MADRID - Spain will end a mandate to wear masks outdoors next week, reversing a late December order against an unprecedented surge of coronavirus infections fueled by a highly contagious mutation, Health Minister Carolina Darias said.
After confirming that contagion levels have peaked, the Spanish Cabinet will end the mandate next Tuesday and the government expects the changes to be adopted from Thursday, Feb. 10, Darias told Cadena SER radio on Friday.
Mask wearing will remain mandatory in indoor public spaces, including public transportation, and outdoors whenever citizens can’t keep a safe distance of 1.5 meters between them.

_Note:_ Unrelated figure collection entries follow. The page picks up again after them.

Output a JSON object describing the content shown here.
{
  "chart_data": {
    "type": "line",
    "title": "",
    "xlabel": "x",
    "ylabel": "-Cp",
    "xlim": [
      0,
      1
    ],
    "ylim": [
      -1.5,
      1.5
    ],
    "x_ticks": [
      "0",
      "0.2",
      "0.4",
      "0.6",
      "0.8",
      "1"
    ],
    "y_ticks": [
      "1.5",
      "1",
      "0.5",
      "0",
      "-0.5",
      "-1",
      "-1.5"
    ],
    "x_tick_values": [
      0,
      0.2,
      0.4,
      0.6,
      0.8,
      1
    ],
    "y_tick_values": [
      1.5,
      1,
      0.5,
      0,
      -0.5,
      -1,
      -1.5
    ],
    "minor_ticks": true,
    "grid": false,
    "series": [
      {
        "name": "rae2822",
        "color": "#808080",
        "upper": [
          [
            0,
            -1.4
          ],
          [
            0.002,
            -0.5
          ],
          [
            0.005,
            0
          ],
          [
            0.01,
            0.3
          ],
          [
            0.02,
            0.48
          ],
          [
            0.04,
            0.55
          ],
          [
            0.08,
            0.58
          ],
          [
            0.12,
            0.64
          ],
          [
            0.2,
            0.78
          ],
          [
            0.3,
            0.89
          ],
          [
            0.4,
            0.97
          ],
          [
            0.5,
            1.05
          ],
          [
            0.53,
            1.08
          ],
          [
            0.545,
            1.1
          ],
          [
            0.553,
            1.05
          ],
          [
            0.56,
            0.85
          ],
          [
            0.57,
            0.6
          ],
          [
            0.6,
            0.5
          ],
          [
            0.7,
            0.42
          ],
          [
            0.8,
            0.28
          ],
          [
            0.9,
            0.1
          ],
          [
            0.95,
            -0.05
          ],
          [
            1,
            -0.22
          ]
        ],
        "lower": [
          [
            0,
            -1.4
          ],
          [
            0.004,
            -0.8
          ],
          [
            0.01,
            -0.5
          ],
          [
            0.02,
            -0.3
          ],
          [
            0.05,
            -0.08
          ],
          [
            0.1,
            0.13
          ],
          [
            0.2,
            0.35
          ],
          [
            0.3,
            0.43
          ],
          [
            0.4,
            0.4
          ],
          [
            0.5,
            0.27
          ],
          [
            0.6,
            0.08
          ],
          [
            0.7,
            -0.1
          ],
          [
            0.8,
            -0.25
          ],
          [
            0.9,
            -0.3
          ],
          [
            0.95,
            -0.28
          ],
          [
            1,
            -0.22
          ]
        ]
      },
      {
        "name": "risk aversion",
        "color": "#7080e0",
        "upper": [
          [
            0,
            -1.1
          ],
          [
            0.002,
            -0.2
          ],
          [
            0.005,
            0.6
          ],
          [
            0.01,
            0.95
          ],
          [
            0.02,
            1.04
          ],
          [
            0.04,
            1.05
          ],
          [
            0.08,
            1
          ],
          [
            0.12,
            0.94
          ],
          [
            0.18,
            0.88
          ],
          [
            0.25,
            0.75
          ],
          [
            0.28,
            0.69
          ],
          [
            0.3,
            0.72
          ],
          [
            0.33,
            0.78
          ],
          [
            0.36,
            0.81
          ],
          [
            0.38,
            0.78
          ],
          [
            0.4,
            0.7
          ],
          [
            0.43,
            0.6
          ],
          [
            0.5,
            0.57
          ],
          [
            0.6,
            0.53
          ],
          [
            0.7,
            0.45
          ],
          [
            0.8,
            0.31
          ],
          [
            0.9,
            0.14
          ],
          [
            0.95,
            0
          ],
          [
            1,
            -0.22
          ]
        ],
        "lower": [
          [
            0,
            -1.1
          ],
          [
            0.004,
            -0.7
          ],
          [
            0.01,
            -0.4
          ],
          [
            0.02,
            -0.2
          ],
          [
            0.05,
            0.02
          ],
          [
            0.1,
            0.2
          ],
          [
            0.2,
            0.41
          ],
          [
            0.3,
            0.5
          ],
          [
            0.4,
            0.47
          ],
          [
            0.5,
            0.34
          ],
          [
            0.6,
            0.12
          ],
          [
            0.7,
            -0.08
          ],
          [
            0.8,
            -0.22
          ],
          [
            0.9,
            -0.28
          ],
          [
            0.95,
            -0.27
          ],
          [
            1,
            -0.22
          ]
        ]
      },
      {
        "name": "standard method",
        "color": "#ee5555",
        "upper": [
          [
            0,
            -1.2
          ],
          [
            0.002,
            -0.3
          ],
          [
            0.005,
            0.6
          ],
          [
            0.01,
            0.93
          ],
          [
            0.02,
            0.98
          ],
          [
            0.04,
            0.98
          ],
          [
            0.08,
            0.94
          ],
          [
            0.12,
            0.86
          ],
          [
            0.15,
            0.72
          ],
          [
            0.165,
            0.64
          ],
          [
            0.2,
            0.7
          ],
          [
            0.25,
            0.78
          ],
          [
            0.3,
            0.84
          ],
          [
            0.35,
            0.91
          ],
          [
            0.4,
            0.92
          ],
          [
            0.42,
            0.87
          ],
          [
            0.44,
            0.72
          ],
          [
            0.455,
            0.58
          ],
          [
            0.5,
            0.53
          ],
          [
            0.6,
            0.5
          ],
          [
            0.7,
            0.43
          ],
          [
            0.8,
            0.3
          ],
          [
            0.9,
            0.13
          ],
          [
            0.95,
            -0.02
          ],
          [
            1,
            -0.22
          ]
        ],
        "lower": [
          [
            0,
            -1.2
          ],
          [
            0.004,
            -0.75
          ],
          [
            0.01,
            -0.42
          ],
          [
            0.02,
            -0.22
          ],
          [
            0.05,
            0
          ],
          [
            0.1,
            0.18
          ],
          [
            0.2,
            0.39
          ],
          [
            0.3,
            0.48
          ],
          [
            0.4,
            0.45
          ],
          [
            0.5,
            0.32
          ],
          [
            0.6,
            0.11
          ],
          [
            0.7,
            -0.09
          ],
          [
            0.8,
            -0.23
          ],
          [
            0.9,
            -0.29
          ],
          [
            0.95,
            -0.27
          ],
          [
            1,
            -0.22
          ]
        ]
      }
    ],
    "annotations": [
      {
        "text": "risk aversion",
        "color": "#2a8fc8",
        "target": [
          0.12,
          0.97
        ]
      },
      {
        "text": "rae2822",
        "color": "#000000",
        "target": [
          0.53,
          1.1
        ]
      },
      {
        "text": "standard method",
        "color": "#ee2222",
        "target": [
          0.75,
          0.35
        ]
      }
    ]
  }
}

The outdoor mandate, adopted on Dec. 22 as many were preparing to reunite with loved ones on Christmas, was the government's main response to the spread of omicron.
The decision was criticized by some experts as a cosmetic move that had little effect in halting contagion.
Official health ministry data shows how the spread of the virus gained speed in November and peaked on Jan. 21 at 3,418 new infections per 100,000 residents in two weeks, a pandemic record. Contagion has since slowed down and the 14-day figure dropped by 1,000 infections per 100,000 residents on Thursday, to 2,420.
Authorities credit a strong vaccination rate of nearly 81% of the 47 million population for a lower admission rate of people with COVID-19 in hospitals than in previous infection surges.
Spain has officially recorded just over 94,000 deaths linked to COVID-19.